В выражениях разгулявшиеся революционные матросы не стеснялись, вели себя оскорбительно, но руки пока не распускали - знали популярность Колчака на кораблях. Каждый корабль должен был вынести свою резолюцию и прислать ее в делегатское собрание.
От суммы резолюций и зависело - жить Колчаку и Смирнову или не жить?
Когда резолюции - часть катерами, часть по телеграфу - были доставлены в делегатское собрание и произведен подсчет, то оказалось, что за арест Колчака высказалось только четыре корабля, 68 были против. За арест Смирнова - семь, против - пятьдесят.
"Братишки" с Балтики были обескуражены.
- Это что же такое получается? - вопили они. - Кому вы служите? Царским сатрапам и акулам мирового империализма! Корефаны! Арестуйте своего Колчака - и дело с концом! Дружба Балтийского и Черноморского флотов не должна от этого нарушиться. Она - вечная!
Но черноморцы не пошли на поводу у балтийских "братишек". Пока не пошли.
...У Вилли Сушона была хорошо налажена разведка - он прекрасно был осведомлен о том, что происходит в Севастополе. Под шумок заседаний делегатского собрания да под агитации волосатых "братишек" с Балтики он разминировал Босфор и в узкий безопасный проход бросил хорошо подлатанный крейсер "Бреслау" - надо было пошерстить ослабшие русские берега, вспомнить прошлое и показать, кто в здешних водах хозяин.
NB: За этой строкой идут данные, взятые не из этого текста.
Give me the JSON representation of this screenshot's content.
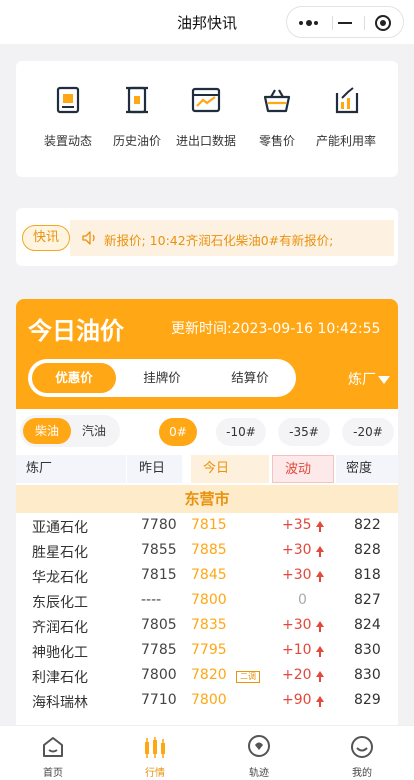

"Бреслау" утюгом ворвался в устье Дуная и раздолбал из пушек митингующие полки, как раз принимавшие резолюции "Долой войну!" и "Немцы - наши братья!". "Бреслау" показал им "братьев" - в воздух полетели оторванные ноги, руки и головы говорливых агитаторов.
Но пушечной пальбой дело не закончилось. "Бреслау" высадил на берег десант, захватил пленных, сжег укрепления и беспрепятственно растворился в розовой морской дымке. На базу "Бреслау" вернулся с почетом - крейсер с лихвой разделался за прошлые свои унижения, причиненные ему Колчаком.
Контр-адмирал Лукин, занявший место Колчака, палец о палец не ударил, чтобы помешать "Бреслау" и Вилли Сушону. Лукин - это не Колчак.